While levels of vaccination and immunisation worldwide are high, Covid-related business will remain an important source of revenue and profit – and depend on future rates of infection.
“The sector’s credit quality will at least remain stable, even though there are sub-sectors under specific pressures, most notably hospitals, exposed to rising energy and staffing costs,” Tölke says.
Scope’s healthcare ratings universe and rating actions in past 12 months
While trading conditions in the pharmaceutical sector continue to look good, credit concerns might resurface if companies decide to use their strong balance sheets for largescale debt-financed acquisitions to offset declining pandemic-related revenues rather than the more bolt-on acquisitions typical of the past couple of years.
Scope identifies the following main trends for Q4 2022 and FY 2023:
- No further largescale Covid-related lockdowns look likely in the world’s largest economies, China excepted.

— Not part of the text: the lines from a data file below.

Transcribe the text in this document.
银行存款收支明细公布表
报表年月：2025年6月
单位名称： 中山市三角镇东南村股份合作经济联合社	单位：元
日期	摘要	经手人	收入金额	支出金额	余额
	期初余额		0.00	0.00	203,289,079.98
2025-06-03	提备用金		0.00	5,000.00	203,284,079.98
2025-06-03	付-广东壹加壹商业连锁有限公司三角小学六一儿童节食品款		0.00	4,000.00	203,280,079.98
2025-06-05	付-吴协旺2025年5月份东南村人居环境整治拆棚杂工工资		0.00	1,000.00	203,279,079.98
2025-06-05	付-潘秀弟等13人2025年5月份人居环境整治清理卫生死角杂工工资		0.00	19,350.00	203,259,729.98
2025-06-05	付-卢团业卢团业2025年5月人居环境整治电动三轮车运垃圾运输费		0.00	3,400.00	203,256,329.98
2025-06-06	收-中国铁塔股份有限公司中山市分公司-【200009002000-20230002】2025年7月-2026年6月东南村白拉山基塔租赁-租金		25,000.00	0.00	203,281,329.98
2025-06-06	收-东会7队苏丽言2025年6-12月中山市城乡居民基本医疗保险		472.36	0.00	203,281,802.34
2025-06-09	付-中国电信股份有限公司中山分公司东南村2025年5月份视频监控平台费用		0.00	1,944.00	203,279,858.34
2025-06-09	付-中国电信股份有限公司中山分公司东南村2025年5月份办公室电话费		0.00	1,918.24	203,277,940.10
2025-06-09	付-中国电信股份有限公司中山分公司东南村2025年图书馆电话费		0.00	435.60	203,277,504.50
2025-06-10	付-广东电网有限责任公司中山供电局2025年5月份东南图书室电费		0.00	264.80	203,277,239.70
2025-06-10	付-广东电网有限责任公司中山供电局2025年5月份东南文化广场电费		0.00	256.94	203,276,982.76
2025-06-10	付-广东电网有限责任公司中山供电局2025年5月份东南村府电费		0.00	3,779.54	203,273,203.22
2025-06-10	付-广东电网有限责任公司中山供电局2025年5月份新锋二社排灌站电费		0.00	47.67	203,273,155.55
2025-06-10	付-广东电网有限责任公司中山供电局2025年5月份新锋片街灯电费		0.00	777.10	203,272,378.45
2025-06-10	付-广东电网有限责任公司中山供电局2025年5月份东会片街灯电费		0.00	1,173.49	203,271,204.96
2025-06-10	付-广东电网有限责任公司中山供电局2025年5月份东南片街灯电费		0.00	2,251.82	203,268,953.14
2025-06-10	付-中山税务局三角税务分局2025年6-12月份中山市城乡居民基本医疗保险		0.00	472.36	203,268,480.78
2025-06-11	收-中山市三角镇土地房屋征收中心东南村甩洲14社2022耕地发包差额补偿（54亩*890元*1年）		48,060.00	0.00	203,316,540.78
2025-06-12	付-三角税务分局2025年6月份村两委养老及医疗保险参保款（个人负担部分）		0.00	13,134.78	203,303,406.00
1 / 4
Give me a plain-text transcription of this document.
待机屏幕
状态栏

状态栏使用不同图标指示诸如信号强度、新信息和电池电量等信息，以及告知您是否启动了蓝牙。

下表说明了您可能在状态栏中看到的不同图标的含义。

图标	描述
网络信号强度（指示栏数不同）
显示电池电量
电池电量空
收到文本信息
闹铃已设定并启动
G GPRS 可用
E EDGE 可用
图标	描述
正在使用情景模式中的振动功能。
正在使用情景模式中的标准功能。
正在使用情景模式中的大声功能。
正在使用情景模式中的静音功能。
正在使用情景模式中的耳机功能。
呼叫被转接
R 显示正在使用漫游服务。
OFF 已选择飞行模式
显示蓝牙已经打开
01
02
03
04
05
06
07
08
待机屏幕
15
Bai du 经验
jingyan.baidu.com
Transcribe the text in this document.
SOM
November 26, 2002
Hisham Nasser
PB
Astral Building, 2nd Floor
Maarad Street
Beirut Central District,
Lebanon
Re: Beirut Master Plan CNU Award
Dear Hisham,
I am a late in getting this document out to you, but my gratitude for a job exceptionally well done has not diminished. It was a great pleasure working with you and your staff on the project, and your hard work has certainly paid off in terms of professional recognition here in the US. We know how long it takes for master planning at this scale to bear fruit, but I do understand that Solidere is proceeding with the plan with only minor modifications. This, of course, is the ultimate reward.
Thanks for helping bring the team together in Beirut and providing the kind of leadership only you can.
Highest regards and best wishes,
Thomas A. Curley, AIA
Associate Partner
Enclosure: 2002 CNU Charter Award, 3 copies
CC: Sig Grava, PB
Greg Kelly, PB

- Covid treatments are likely to remain in demand in 2022, based on hefty government orders. Mid-term prospects depend on infection rates and hospital utilisation, but demand might peak this year.
- Repercussions from the pandemic continue to benefit providers of OTC drugs, diagnostics and medical equipment.
- Credit quality is supported by the favourable outlook for business risk; financial risks remain contingent on corporate strategy, notably M&A and shareholder remuneration.